Remote Bug Found In Ubuntu Kerberos 93
Trailrunner7 writes "There's a remote vulnerability in the Kerberos implementation in several versions of Ubuntu, which could allow an attacker to cause a denial-of-service on vulnerable servers. The bug is in Ubuntu 8.04, Ubuntu 9.10, Ubuntu 10.04 and Ubuntu 10.10. The bug is in the Ubuntu implementation of the Kerberos authentication protocol. Ubuntu has released a slew of new packages to fix the flaw. The group said that in most cases, a normal system update will add the new fixes."
Dear MS trolls: (Score:3, Insightful)
Notice how this has already been patched before most of the world knew about it?
This is the difference in the GNU/Linux world and your world.
Love,
An ex-MS person that will never go back
Re:Responsible disclosure (Score:1, Insightful)
Sometimes I have the feeling that kernel level programmers only disclose bugs which they are able to use to discredit a competitive colleague. The remainder of the exploits they quietly continue to use.
Consider: who would know?
Re:Dear MS trolls: (Score:4, Insightful)
It was discovered in (actually, discovered much earlier but acknowledged in) October 2010, thus the difference between the two worlds is that folks who discover Linux bugs tend not to share them with anyone but the vendor, and the folks who discover Windows bugs tells everyone and their dog, before even notifying Microsoft. Interestingly, often the same folks in both cases.
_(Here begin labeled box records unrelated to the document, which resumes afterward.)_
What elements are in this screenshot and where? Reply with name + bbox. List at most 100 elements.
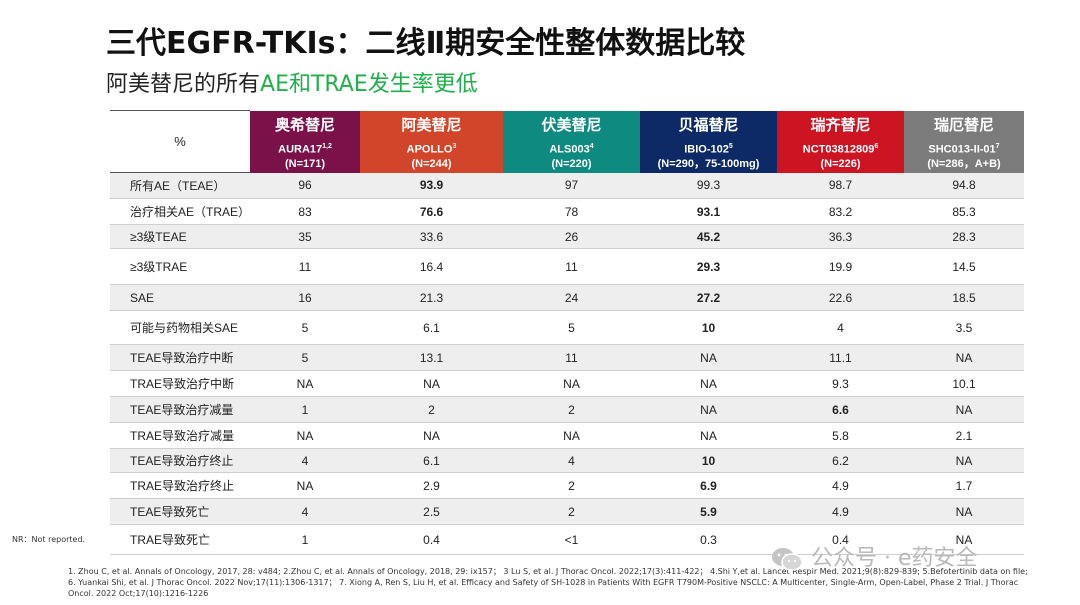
safety-comparison-table: % 奥希替尼 阿美替尼 伏美替尼 贝福替尼 瑞齐替尼 瑞厄替尼 AURA171,… — [110, 110, 1024, 555]
row-label: TEAE导致死亡 — [110, 498, 250, 525]
value-cell: 10 — [640, 310, 777, 345]
value-cell: NA — [640, 370, 777, 397]
value-cell: 93.9 — [360, 172, 503, 199]
row-label: TEAE导致治疗中断 — [110, 344, 250, 371]
value-cell: 0.4 — [360, 524, 503, 555]
value-cell: 6.1 — [360, 448, 503, 473]
value-cell: 2.5 — [360, 498, 503, 525]
value-cell: NA — [503, 370, 640, 397]
value-cell: 83.2 — [777, 198, 904, 225]
value-cell: 78 — [503, 198, 640, 225]
value-cell: NA — [904, 498, 1024, 525]
value-cell: 45.2 — [640, 224, 777, 249]
value-cell: 0.3 — [640, 524, 777, 555]
value-cell: 5 — [503, 310, 640, 345]
value-cell: 10 — [640, 448, 777, 473]
row-label: 可能与药物相关SAE — [110, 310, 250, 345]
value-cell: 83 — [250, 198, 360, 225]
value-cell: 10.1 — [904, 370, 1024, 397]
value-cell: 1.7 — [904, 472, 1024, 499]
value-cell: 97 — [503, 172, 640, 199]
drug-name-header: 贝福替尼 — [640, 110, 777, 139]
value-cell: NA — [360, 422, 503, 449]
row-label: ≥3级TRAE — [110, 248, 250, 285]
trial-ref: 5 — [728, 143, 733, 151]
trial-n: (N=244) — [411, 157, 452, 170]
value-cell: 11 — [503, 248, 640, 285]
trial-name: AURA17 — [278, 143, 323, 156]
value-cell: 2 — [503, 472, 640, 499]
table-row: ≥3级TEAE 35 33.6 26 45.2 36.3 28.3 — [110, 224, 1024, 249]
table-row: TRAE导致治疗减量 NA NA NA NA 5.8 2.1 — [110, 422, 1024, 449]
row-label: TRAE导致死亡 — [110, 524, 250, 555]
value-cell: 4.9 — [777, 472, 904, 499]
value-cell: NA — [904, 524, 1024, 555]
trial-n: (N=171) — [284, 157, 326, 170]
page-title: 三代EGFR-TKIs：二线Ⅱ期安全性整体数据比较 — [106, 26, 746, 61]
references: 1. Zhou C, et al. Annals of Oncology, 20… — [68, 567, 1028, 598]
value-cell: NA — [250, 370, 360, 397]
drug-name-header: 奥希替尼 — [250, 110, 360, 139]
value-cell: 4 — [250, 498, 360, 525]
trial-name: ALS003 — [549, 143, 590, 156]
value-cell: 1 — [250, 396, 360, 423]
trial-header: IBIO-1025 (N=290，75-100mg) — [640, 138, 777, 173]
value-cell: 6.2 — [777, 448, 904, 473]
value-cell: 36.3 — [777, 224, 904, 249]
row-label: TRAE导致治疗中断 — [110, 370, 250, 397]
drug-name-header: 瑞齐替尼 — [777, 110, 904, 139]
value-cell: NA — [250, 422, 360, 449]
table-row: 可能与药物相关SAE 5 6.1 5 10 4 3.5 — [110, 310, 1024, 345]
table-row: TRAE导致治疗中断 NA NA NA NA 9.3 10.1 — [110, 370, 1024, 397]
value-cell: <1 — [503, 524, 640, 555]
value-cell: 5.8 — [777, 422, 904, 449]
table-row: TRAE导致死亡 1 0.4 <1 0.3 0.4 NA — [110, 524, 1024, 555]
value-cell: 5.9 — [640, 498, 777, 525]
trial-name: SHC013-II-01 — [928, 143, 996, 156]
trial-header: NCT038128096 (N=226) — [777, 138, 904, 173]
trial-name: IBIO-102 — [684, 143, 729, 156]
table-row: ≥3级TRAE 11 16.4 11 29.3 19.9 14.5 — [110, 248, 1024, 285]
value-cell: 9.3 — [777, 370, 904, 397]
value-cell: 94.8 — [904, 172, 1024, 199]
value-cell: 2 — [360, 396, 503, 423]
value-cell: 13.1 — [360, 344, 503, 371]
value-cell: 22.6 — [777, 284, 904, 311]
trial-ref: 4 — [589, 143, 594, 151]
value-cell: 16.4 — [360, 248, 503, 285]
value-cell: 3.5 — [904, 310, 1024, 345]
value-cell: 99.3 — [640, 172, 777, 199]
value-cell: 85.3 — [904, 198, 1024, 225]
watermark: 公众号 · e药安全 — [770, 540, 978, 572]
drug-name-header: 伏美替尼 — [503, 110, 640, 139]
value-cell: 76.6 — [360, 198, 503, 225]
value-cell: 96 — [250, 172, 360, 199]
row-label: TRAE导致治疗终止 — [110, 472, 250, 499]
value-cell: 0.4 — [777, 524, 904, 555]
trial-n: (N=290，75-100mg) — [657, 157, 760, 170]
value-cell: 5 — [250, 310, 360, 345]
table-body: 所有AE（TEAE） 96 93.9 97 99.3 98.7 94.8 治疗相关AE（TRA… — [110, 172, 1024, 555]
page-subtitle: 阿美替尼的所有AE和TRAE发生率更低 — [106, 66, 478, 98]
value-cell: 2 — [503, 396, 640, 423]
trial-name: NCT03812809 — [802, 143, 875, 156]
trial-header: APOLLO3 (N=244) — [360, 138, 503, 173]
value-cell: 14.5 — [904, 248, 1024, 285]
value-cell: 2.9 — [360, 472, 503, 499]
value-cell: NA — [904, 448, 1024, 473]
trial-ref: 1,2 — [322, 143, 332, 151]
value-cell: 4 — [777, 310, 904, 345]
value-cell: 2 — [503, 498, 640, 525]
value-cell: NA — [640, 344, 777, 371]
percent-header: % — [110, 110, 250, 173]
trial-n: (N=220) — [551, 157, 592, 170]
row-label: 所有AE（TEAE） — [110, 172, 250, 199]
value-cell: 16 — [250, 284, 360, 311]
trial-ref: 3 — [452, 143, 457, 151]
value-cell: NA — [503, 422, 640, 449]
table-row: 治疗相关AE（TRAE） 83 76.6 78 93.1 83.2 85.3 — [110, 198, 1024, 225]
value-cell: 19.9 — [777, 248, 904, 285]
value-cell: 4 — [250, 448, 360, 473]
wechat-icon — [772, 548, 803, 571]
trial-n: (N=226) — [820, 157, 861, 170]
Thus, there's nothing wrong with our world. There's something wrong with the mindset of the white-hats.
Re:Responsible disclosure (Score:4, Insightful)
Fortunately Linux doesn't have three zillion things running in the background that can't easily be restarted, unlike Windows.
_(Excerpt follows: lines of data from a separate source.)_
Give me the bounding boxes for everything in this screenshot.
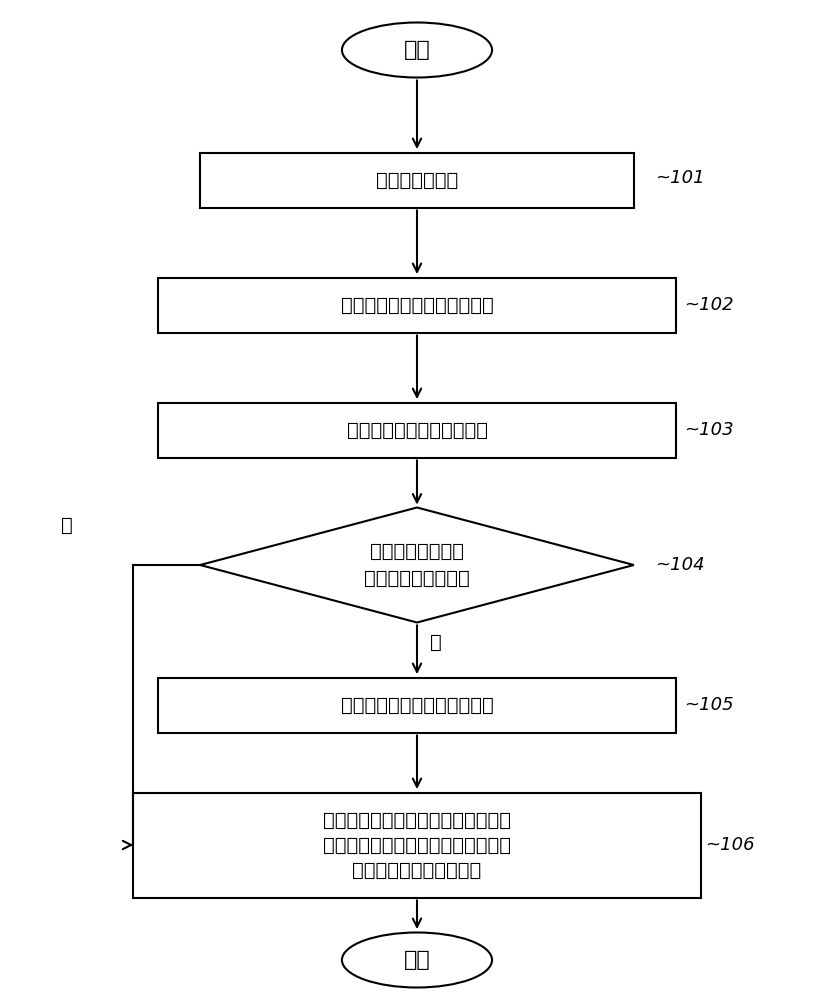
Text: ~106: ~106 [705,836,755,854]
Text: 否: 否 [61,516,73,534]
Text: 判断第一日志的长
度是否大于预设阈值: 判断第一日志的长 度是否大于预设阈值 [364,542,470,588]
Text: 获取报错日志并进行预处理: 获取报错日志并进行预处理 [346,420,488,440]
Text: 是: 是 [430,633,441,652]
Text: ~103: ~103 [684,421,734,439]
Text: 创建规则数据库: 创建规则数据库 [376,170,458,190]
Text: 对第一日志分词得到第二日志: 对第一日志分词得到第二日志 [340,696,494,714]
Text: ~104: ~104 [655,556,705,574]
Text: 通过操作页面操作规则数据库: 通过操作页面操作规则数据库 [340,296,494,314]
Text: ~101: ~101 [655,169,705,187]
Text: 将第二日志与规则数据库中的归类规
则进行匹配，设置对应的异常错误类
型为报错日志的错误标识: 将第二日志与规则数据库中的归类规 则进行匹配，设置对应的异常错误类 型为报错日志… [323,810,511,880]
Text: ~102: ~102 [684,296,734,314]
Text: 结束: 结束 [404,950,430,970]
Text: ~105: ~105 [684,696,734,714]
Text: 开始: 开始 [404,40,430,60]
Quite right, because Windows doesn't have a restart option like Linux. You have to manually type it as
net stop "service" && net start "service"
That is so much harder.
Re:Gosh, denial is a popular place (Score:5, Insightful)
Does your rant have any basis in reality?
I'm not used Mac OSX for any significant length of time, but have been using Windows and Linux for years. Plenty of Windows software breaks on updates and/or becomes abandonware when the vendor goes out of business or stops making drivers for the older hardware on newer versions. One of the reasons I shifted my home PC to Linux was to escape all that nonsense of stuff you'd bought just suddenly stopping working on upgrade. Or degrading over time unless you do a complete re-install. I've always found Linux with it's updates a breath of fresh air compared to the hassles of keeping Windows up and running. My hardware and peripherals keeps working through many OS updates, user facing software is updated frequently. I assure you that Linux users would definitely be upset if user facing programs suddenly stopped working on update, so that seems a bizarre distinction to make.
And billions of dollars of software does run on Linux, I know we've got millions of dollars worth of software running on Linux just where I'm working. And there is that choice between running the latest and greatest, for stable but behind the curve which strong support from vendors.
Microsoft tends to tie its wagons together, despite having separate server and consumer versions.